Wednesday, August 19th
Larger Portion of Scripture - John 10
Focused Passage for Reflection - John 10:7-18
Reflecting on the Text:
Our world affords us many options. These options can serve as blessings, but they also require discernment. Recently I’ve been considering various cooking classes and have been overwhelmed by the choices. My biggest struggle has been in trying to find a useful way to compare and contrast the different instructors. While this may prove to be a very important decision at dinner time, John 10 offers guidance when it comes to choices that have longer-lasting implications.
We have many choices when it comes to Biblical teaching, but not all of the voices we hear are the same. And not all of them have the same motivation. Jesus speaks to the sheep in John 10, giving guidance and encouragement in how to recognize the appropriate voice(s). He begins with a series of contrasts. First, He describes Himself as the door. The door is the entry point to a home, or in this case to eternal life. While Jesus is the door, the false teachers were and are the thieves who try to enter another way.
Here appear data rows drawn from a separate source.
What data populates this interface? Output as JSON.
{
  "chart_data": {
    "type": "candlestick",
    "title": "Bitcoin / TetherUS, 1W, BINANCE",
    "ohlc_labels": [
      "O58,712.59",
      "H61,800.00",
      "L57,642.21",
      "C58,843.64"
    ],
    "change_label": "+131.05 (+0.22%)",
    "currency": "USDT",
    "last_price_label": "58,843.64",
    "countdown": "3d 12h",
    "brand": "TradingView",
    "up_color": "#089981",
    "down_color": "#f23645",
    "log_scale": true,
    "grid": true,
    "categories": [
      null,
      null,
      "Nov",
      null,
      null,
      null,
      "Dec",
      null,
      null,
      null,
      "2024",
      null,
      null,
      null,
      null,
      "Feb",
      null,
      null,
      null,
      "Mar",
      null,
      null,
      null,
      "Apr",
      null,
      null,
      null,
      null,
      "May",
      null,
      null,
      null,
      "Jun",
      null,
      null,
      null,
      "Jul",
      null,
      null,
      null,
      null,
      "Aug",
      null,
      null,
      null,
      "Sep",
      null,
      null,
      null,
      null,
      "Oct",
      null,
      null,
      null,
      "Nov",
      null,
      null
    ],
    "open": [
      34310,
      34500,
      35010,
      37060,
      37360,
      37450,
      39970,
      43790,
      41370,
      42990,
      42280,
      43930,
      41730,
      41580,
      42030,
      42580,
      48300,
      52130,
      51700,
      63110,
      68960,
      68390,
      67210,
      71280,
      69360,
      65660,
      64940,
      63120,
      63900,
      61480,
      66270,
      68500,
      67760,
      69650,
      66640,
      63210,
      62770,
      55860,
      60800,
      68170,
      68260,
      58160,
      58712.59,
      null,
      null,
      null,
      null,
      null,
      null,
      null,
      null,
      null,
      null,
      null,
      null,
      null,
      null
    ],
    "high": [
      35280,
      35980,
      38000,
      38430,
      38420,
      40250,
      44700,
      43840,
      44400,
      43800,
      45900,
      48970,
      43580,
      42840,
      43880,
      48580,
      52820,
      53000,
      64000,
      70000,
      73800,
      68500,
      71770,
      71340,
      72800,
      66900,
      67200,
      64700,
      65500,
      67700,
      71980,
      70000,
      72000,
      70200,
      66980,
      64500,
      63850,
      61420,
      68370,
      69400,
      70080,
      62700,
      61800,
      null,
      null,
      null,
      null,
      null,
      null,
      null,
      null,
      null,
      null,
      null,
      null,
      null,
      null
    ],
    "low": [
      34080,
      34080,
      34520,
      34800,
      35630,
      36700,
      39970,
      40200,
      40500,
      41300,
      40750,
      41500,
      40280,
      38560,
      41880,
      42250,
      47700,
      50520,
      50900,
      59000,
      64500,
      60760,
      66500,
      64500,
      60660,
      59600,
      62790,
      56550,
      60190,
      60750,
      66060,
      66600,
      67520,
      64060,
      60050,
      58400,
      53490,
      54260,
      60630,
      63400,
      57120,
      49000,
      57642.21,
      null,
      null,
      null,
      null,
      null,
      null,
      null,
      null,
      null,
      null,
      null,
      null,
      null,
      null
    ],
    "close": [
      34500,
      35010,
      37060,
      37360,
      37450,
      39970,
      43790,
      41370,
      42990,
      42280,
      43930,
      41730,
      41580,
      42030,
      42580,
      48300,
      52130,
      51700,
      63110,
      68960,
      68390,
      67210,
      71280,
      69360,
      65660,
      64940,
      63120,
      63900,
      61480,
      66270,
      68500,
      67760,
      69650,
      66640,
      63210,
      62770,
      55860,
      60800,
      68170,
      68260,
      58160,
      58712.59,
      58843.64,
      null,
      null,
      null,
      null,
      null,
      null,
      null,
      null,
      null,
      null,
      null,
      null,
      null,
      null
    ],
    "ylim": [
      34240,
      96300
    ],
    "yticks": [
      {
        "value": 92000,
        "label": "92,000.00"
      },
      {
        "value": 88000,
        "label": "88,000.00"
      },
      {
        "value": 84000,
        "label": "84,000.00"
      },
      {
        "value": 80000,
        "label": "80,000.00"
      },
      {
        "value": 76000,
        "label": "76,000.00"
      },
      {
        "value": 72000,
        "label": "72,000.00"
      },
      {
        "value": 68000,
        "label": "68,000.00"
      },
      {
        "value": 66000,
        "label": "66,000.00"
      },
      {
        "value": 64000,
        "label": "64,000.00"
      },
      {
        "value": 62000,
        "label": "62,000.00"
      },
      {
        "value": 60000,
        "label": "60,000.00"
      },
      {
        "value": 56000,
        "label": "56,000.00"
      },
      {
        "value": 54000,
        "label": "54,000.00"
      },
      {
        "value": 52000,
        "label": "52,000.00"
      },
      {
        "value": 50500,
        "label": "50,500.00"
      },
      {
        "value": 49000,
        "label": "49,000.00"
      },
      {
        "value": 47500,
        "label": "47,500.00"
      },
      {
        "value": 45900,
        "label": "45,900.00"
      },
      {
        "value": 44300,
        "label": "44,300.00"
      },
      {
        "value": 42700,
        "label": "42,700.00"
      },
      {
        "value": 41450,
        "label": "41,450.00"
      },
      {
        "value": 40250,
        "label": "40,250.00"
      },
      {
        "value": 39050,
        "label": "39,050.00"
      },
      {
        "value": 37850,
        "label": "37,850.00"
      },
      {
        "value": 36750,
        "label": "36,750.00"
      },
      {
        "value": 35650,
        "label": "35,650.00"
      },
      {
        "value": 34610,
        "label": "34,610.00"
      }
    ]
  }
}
Then, in v. 11, Jesus continued teaching by contrasts. He said, “I AM the Good Shepherd.” By contrast, the false teachers were merely hired hands. Both can have the appearance of tending sheep, but Jesus drew out the contrast in the way the two went about their work. The Good Shepherd lays His life down for the sheep. The hired hand runs at the sight of trouble because his concern is for himself rather than for the flock. Add to the hired hand the motivation of the thief to steal, kill, and destroy and you have the contrast in full.
But interestingly, helpfully, Jesus goes on to explain why the Good Shepherd lays down His life. He knows His sheep and His sheep know Him. This knowing is so intimate that the sheep know His voice. So with this contrast before us, what is distinct about the Good Shepherd’s voice compared with that of the thief and hired hand?
The voice of the Good Shepherd points to the glory of God. The voice of the Good Shepherd is one of sacrifice and submission. The voice of the Good Shepherd is one of God-focused and other-focused love. The voice of the thief and the hired hand is ultimately meant to serve self.
Among the many options and voices you hear in this world, learn to discern the voice of the Good Shepherd. Learn to discern His voice among the earthly shepherds who seek to teach. Learn also to discern this voice among the many desires you wrestle within your heart. Listen for the Spirit of God and distinguish His voice from the voice of the thief who comes to steal, kill, and destroy. Lastly, as you discern the voice of the Good Shepherd, tune your heart to respond. Tune your heart to seek the glory of God above all else. Tune your heart to live sacrificially. Tune your heart to love.
Questions for personal reflection:
Are the voices you are listening to, externally and internally, telling you to seek the glory of God or the glory of self?
Are the voices you are listening to, externally or internally, pointing you to the Good Shepherd who has come to lay down His life for the sheep?